Sex sells: the history of sex in advertising.
History

Sex sells: the history of sex in advertising.

Published
Sep 08, 2022
Author
Mike Rampton

Does an ad for weedkiller really need nudity in it?

“Sex sells” is one of those universally-known truths that just seem so nakedly (ha) obvious that they are beyond question, but does it?

In 1871, the tobacco brand Pearl began using a painting of a naked Venus-like figure rising from the waves on its cigarette packets. Duke & Sons, another tobacco company, began inserting cards showing popular actresses of the day into their packets—they seem impossibly tame to modern eyes but worked, with Duke becoming America’s most popular cigarette brand.

Companies began pushing boundaries—again, in ways that seem fairly quaint to us—with Woodberry Soap featuring a completely nude female model (shot in a way that concealed her more controversial body parts) in 1926. Ads continued to get sexier and sexier, particularly in the fashion world, with the majority of advertisements that featured women in any way presenting them as sex objects. One study looking at advertising in the 1960s and 1980s found that while the number of ads featuring or alluding to sex didn’t necessarily go up, they did become a lot more overt, unambiguous, and visual. In 1994, a series of billboards for Wonderbra featuring Czech supermodel Eva Herzigová was blamed for an increase in traffic accidents in the UK, as drivers were distracted by the ads.

There is, of course, a difference between selling a product that has a natural association with sex and sexiness, and one where it makes minimal sense. Lingerie ads pushing the sexy side of their products as a primary selling point makes absolute sense. Greased-up half-naked models advertising a waste disposal unit, plunger, or chainsaw make less. 

Some products exist in an in-between space where it just about makes sense—while the main selling point of soap is generally that it cleans the dirt off, if it’s being pushed based on how it makes your skin feel to the touch, there’s kind of a sex connection here. A lot of health and fitness products make the same indirect connection—imagine how much sexier your life will be when you feel healthier/fitter/cleaner. Dr. Tom Reichert, who has written extensively on sex in advertising, has called this approach the “Buy this, get this” formula. He describes it as, “If you buy our product: (1) You’ll be more sexually attractive, (2) have more or better sex, or (3) just feel sexier for your own sake.” 

With some products, these are harder arguments to make than others. Cat food, hearing aids, toilet paper, and foot fungus cream have all been sold with overtly sexual ads, albeit sometimes in a slightly tongue-in-cheek manner. 
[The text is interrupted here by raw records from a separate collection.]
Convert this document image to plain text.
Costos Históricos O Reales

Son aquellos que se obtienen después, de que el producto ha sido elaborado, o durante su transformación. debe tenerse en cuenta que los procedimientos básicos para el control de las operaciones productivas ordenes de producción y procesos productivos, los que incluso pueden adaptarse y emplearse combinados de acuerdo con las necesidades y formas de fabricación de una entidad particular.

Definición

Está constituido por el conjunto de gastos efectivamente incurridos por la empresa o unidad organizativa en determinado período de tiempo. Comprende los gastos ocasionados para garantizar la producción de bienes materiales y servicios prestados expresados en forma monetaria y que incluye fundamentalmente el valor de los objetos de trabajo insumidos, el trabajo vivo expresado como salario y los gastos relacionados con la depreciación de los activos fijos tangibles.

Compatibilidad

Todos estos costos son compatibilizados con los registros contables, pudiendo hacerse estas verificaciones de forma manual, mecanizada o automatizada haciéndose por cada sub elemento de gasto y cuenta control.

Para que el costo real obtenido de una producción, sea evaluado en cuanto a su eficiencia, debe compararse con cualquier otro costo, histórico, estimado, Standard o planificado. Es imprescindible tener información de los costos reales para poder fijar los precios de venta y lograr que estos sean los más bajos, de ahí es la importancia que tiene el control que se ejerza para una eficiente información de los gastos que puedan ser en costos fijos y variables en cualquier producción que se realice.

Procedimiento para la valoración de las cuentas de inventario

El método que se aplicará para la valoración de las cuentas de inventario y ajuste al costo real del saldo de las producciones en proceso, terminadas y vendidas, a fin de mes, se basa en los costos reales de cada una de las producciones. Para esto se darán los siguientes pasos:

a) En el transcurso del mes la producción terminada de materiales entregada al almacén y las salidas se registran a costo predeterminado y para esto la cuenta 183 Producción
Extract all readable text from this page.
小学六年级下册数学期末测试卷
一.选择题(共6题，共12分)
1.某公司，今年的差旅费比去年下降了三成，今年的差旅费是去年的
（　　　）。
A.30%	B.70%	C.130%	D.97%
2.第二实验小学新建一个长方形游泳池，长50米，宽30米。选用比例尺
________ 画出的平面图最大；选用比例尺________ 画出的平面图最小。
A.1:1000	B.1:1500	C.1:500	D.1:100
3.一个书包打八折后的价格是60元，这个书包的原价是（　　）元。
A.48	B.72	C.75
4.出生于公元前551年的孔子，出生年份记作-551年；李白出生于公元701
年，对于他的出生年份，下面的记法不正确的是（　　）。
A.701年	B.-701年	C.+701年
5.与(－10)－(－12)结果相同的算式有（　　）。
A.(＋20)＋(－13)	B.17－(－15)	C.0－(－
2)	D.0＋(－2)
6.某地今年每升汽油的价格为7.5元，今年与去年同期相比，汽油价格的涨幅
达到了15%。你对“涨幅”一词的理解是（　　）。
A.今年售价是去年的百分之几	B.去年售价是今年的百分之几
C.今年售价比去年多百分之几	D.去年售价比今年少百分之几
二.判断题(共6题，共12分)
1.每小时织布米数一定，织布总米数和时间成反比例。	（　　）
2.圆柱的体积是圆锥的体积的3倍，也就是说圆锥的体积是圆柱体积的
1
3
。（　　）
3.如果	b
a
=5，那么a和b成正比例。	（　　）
Modern consumers generally like to think of themselves as savvier than in the past, more aware of the manipulative techniques used by advertisers. Everyone is aware of the logical leaps involved. Seeing an outrageously attractive person drinking a particular brand of soft drink in an ad, anyone knows rationally that drinking the same soft drink will neither render them as attractive as the person in the ad nor make the person in the ad want to have sex with them. 

Gen-Z audiences are also arguably less likely to be so dazzled by the sexiness on offer that they turn a blind eye to dodgy business practices. Some of the fashion brands which spent the 1990s most aggressively marketing themselves as sexy have gone through very turbulent times and public reappraisals, with both Victoria’s Secret and Abercrombie & Fitch—sold respectively by lingerie-clad supermodels on catwalks and underwear-clad store assistants—the subjects of fairly damning investigative documentaries in 2022 alone.  

Yet, it would be ridiculous to suggest that sex didn’t still sell. Around 40% of complaints to authorities about advertisements are sex-related. The mobile gaming market is fairly notorious for using cleavage-filled ads to sell apps completely unrelated to sex—top-down RPG games sold with hyper-sexualized ads, or simple color-matching games promoted with interactive ads that seem like they are promoting something else entirely.

Studies have shown that sex in advertising is more frequently used to sell impulse purchases—clothing, food, drinks, health and beauty items—rather than larger investments, but more expensive purchases like cars and vacations still often use traditionally attractive models with the inference that having/doing/buying these things might in some way equate you with these beautiful sex-havers. 

Sex appeals to almost everyone, so it makes sense as a vehicle by which to make something else appeal—associating a product with that most fundamental of human desires. It doesn’t always work, though. Sex might be a powerful way of getting a message across, but that message might just be “hey, look, that’s sexy” rather than “hey, look, that’s sexy and I should purchase this other product”. A study in 2021 found that viewers of highly sexual ads tended to remember the sexual content they had seen, but not necessarily remember the brand being advertised. That’s a failure as far as advertising intent goes. 

Sex will always be used to sell sexy things, but the days of flinging some attractive half-naked people into an ad for drain cleaner might be over.

Sex sells: the history of sex in advertising.